Beyond the visible impact of thawing ground is the threat posed by the carbon and methane that has been locked in the permafrost and beneath the cold arctic waters (in subsea permafrost) for millions of years. As the temperatures warm, these greenhouse gases are increasingly released into the atmosphere and cause further warming. This warming in turn releases more greenhouse gas, and unless it is stopped it will reach a "tipping point".
Once a tipping point has been reached a feedback process takes over and it would be near impossible to slow it down. Scientists are concerned that the release of carbon and methane from thawing permafrost in the Arctic could be one of several tipping points.

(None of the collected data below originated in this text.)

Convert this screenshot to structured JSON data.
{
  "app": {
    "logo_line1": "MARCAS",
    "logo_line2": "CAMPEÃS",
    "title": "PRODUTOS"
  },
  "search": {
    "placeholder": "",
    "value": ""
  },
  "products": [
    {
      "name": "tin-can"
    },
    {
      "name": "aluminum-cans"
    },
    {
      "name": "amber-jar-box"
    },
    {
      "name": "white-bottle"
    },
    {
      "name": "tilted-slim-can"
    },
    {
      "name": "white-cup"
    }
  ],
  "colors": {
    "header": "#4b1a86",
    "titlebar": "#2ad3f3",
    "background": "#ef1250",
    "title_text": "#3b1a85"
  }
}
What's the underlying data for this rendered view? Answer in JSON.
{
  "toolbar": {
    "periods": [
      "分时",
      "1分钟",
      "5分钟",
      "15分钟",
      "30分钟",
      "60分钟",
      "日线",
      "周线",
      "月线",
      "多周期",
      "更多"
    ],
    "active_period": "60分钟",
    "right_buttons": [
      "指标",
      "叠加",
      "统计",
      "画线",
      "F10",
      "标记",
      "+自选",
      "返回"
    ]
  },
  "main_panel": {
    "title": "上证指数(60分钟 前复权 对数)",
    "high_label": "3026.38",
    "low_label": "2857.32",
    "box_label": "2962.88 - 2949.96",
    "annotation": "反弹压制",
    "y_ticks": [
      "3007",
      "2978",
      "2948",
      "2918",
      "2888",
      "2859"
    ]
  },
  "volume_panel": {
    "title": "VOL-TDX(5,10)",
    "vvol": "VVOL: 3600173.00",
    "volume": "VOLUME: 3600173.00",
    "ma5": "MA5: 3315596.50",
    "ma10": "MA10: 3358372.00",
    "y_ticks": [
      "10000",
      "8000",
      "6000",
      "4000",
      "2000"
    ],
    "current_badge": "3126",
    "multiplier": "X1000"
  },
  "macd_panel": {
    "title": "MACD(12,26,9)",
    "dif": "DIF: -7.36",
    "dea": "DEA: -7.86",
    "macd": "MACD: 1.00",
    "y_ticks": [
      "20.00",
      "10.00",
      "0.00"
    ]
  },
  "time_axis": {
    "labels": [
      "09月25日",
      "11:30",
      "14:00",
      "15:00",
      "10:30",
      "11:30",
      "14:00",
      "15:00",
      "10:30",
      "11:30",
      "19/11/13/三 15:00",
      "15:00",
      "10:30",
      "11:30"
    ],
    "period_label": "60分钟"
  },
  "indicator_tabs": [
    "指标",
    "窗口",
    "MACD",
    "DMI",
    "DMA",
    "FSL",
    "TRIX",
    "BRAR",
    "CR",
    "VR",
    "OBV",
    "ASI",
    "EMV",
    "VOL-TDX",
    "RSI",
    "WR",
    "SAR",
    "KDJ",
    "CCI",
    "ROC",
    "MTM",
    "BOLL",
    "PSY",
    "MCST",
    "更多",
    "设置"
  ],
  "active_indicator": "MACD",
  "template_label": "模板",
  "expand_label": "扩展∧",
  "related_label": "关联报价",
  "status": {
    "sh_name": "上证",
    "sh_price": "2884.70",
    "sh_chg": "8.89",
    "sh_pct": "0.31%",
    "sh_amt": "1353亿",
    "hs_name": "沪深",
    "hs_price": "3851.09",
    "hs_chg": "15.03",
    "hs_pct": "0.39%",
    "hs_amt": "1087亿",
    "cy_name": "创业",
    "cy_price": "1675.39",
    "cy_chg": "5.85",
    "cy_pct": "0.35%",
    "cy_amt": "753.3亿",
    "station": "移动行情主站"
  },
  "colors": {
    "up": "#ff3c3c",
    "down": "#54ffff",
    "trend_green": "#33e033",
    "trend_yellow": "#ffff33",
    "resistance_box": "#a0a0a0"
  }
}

Another tipping point is the change in albedo (the extent to which a surface can reflect sunlight) from reflective ice and snow to absorbent open water. Snow sitting on top of the sea ice reflects about 90% of the sun's energy whereas open water absorbs about 94%. So as the open water of the ocean absorbs more heat and causes more sea ice to disappear it exposes even more water and another feedback process has begun.
View graphic of tipping points around the world
Impact on wildlife
Even small changes in the conditions are enough to have serious impacts.
In the Arctic a whole ecosystem relies on the presence of sea-ice. From the plankton that live on the bottom on the sea ice and all the way up to harp seals and polar bears.
Walrus are having a harder time as they rely on sea-ice floating close to land on which to haul out. As this sea-ice disappears some walrus pups drown at sea and others are crushed to death during stampedes on crowded beaches.
Read Russian story about impact of sea ice decline on walrus
The Emperor penguin colony at Terra Adelie in Antarctica could decline by 95% before the end of the century, if sea-ice continues to decline at the current rate. This would place the population at serious risk of extinction. Other Emperor penguin colonies could face a similar situation.